Глава третья

— Работать надо, дети мои…

В горестном молчании сидела вся семья в юрте отца. Сульдем повторил:

— Работать надо… А ты, мать моих детей, не плачь. Мертвой не поможешь.

Легко привыкнуть к радости, к счастью. К горю — никогда. А горя на этот аал выпало куда больше, чем радости. Сколько несчастий посетило их, сколько жизней унесла судьба… И все-таки старый Сульдем взывал к мужеству, сознавая, что никакими словами не утешить ему Соскара, не унять слезы Кежикмы.

Его поддержал сосед и друг, близкий человек, Хурбе — отец Анай-Кары.

— Я совсем один остался… Дочка утонула… Что ж мне теперь, в песок Улуг-Хема превратиться? У живого есть пле­чи — их надо прикрыть одеждой, есть желудок — ему нужна пища… Сульдем прав: живым — живое.

— Несчастная! — позабыв о собственном горе, вздохнула Кежикма.

— Это была девушка с мужским достоинством, — про­изнес Сульдем.

Хурбе тоже стал говорить о дочери, не называя, правда, ее по имени, чтобы отвлечь мысли друзей от только что сразившей их всех беды:

— Она плавала, как пробка. Речку Хендерге совсем не признавала. В водоворотах Улуг-Хема купалась. Даже против течения плавала.

— Если бы лето…

Тогда, ранней весной, горе Хурбе было и их горем. Не затей они свадьбу, осталась бы Анай-Кара жива. А выстрел ее в чейзена, хотя он и не причинил правителю особого вреда, имел самые дурные последствия.

Дня через три или четыре после того, как погибла Анай-Кара, Хурбе впервые переступил порог юрты Сульдема. Его было не узнать. Он курил и курил, не произнося ни слова. И все молчали, понимая, что ни к чему теперь разговоры. Хурбе сам сказал:

— Хорошо бы шамана позвать на седьмой день.

— Правильно, — согласился с ним Сульдем. — Я схожу.

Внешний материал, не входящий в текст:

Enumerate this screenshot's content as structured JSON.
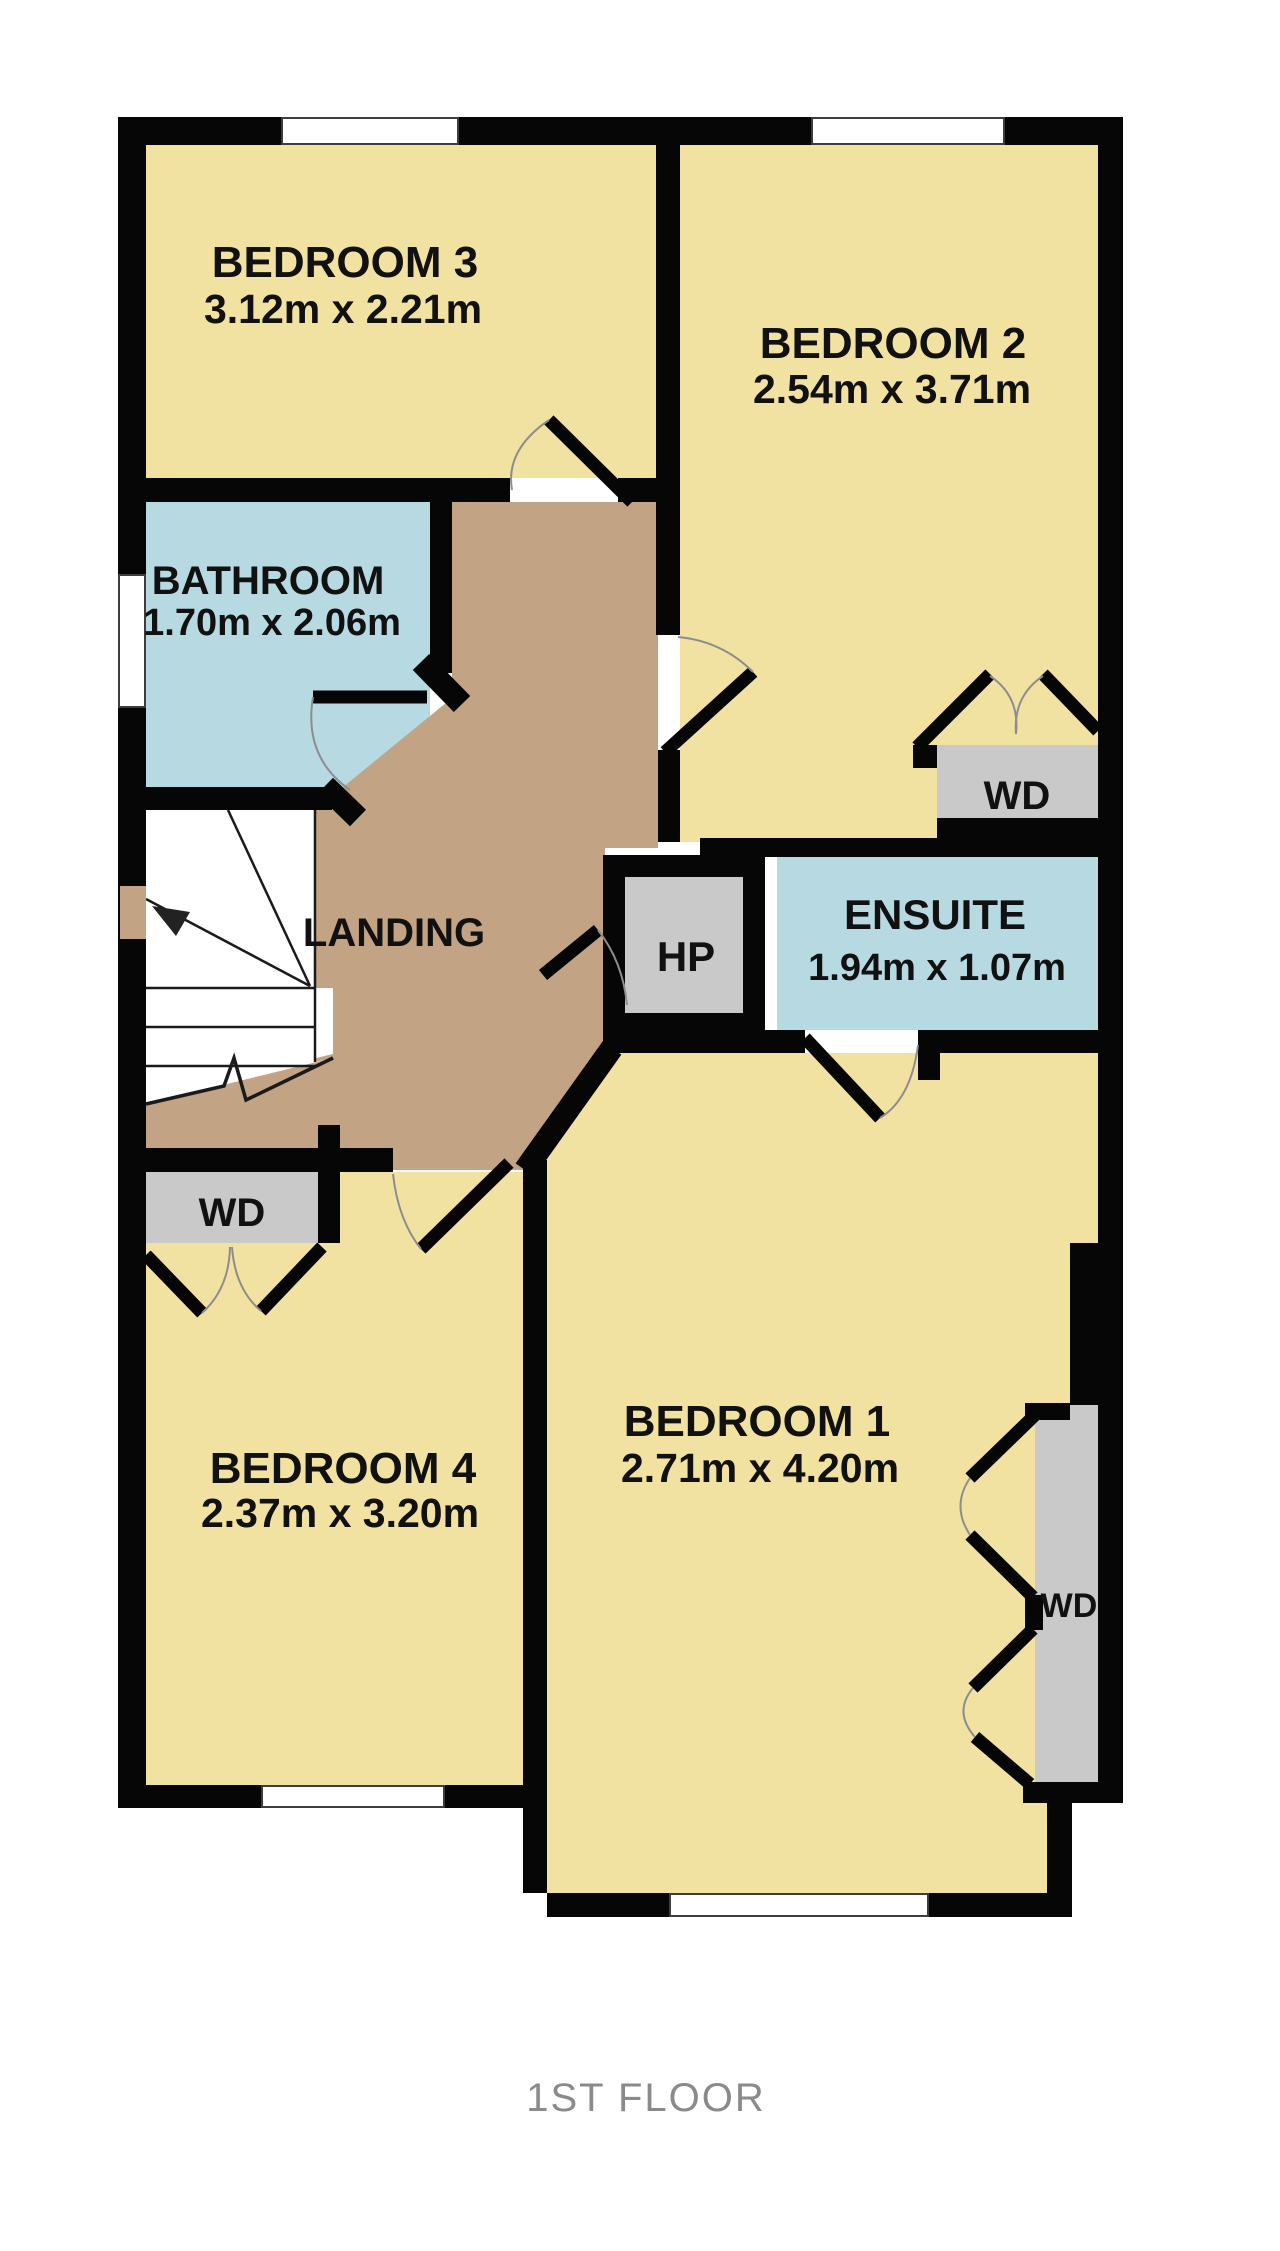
{
  "floor_plan": {
    "title": "1ST FLOOR",
    "rooms": {
      "bedroom3": {
        "name": "BEDROOM 3",
        "dims": "3.12m x 2.21m"
      },
      "bedroom2": {
        "name": "BEDROOM 2",
        "dims": "2.54m x 3.71m"
      },
      "bathroom": {
        "name": "BATHROOM",
        "dims": "1.70m x 2.06m"
      },
      "landing": {
        "name": "LANDING"
      },
      "ensuite": {
        "name": "ENSUITE",
        "dims": "1.94m x 1.07m"
      },
      "bedroom1": {
        "name": "BEDROOM 1",
        "dims": "2.71m x 4.20m"
      },
      "bedroom4": {
        "name": "BEDROOM 4",
        "dims": "2.37m x 3.20m"
      }
    },
    "features": {
      "wardrobe": "WD",
      "hot_press": "HP"
    },
    "colors": {
      "room_fill": "#f2e2a2",
      "landing_fill": "#c2a384",
      "wet_room_fill": "#b7d9e2",
      "closet_fill": "#c9c9c9",
      "wall": "#060606",
      "title_text": "#8a8a8a"
    }
  }
}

А по Барыку уже катилась молва. И о неудавшейся свадьбе, и о том, что Анай-Кара чуть не убила Мангыра чейзена, и об ее гибели. Говорили, что Буян пытался тоже расправиться с Мангыром. Чего только не наплели! Шаман и на порог Сульдема не пустил.

— Не буду путаться в это дело, — отрезал он.

— Отец просит поговорить с духом его дочери, — стал упрашивать Сульдем.

— Нет ничего труднее, чем отыскать дух утопленника,— замялся Элдеп. — Разве что ваша щедрость поможет…

Кроме молодого шамана, на лед Улуг-Хема пришли только Хурбе и Сульдем. Стоял такой трескучий мороз, что никто больше не отважился отправиться на открытое всем ветрам место. Стужа почти полностью сковала полынью на быстрине, но все же оставалась небольшая промоина, над которой клубился пар. Возле нее разложили принесенную с собой жертвенную еду — все лучшее, что могли собрать в двух юртах. Разожгли костер. Элдеп не надел шаманского облачения, даже бубен не взял с собой. В руках у него был лишь прут караганника.

Когда разгорелись сухие сучья в костре, шаман стал вызывать дух умершей:

— Собрались люди твоего аала. Отведай угощения, поговори с ними…

Он приказал Хурбе и Сульдему отойти подальше от про­моины и не мешать ему. Долго что-то говорил, время от вре­мени постегивая прутиком по льду и отгоняя все Дальше и дальше пришедших, на обряд поминовения мужчин:

— Хойт! Хойт! Уходите! Удалитесь!

Потом он прогонял чертей, которые мешали ему, и опять стегал прутом лед. Протягивал через огонь костра зажженную трубку, держал над огнем пищу, бормотал, приплясывал — наверное, ноги у него стыли… Некоторые слова можно было разобрать:

— Человека, которого ты хотела взять с собой, в аале нет. Человека, которого ты хотела увести с собой, нет в аале.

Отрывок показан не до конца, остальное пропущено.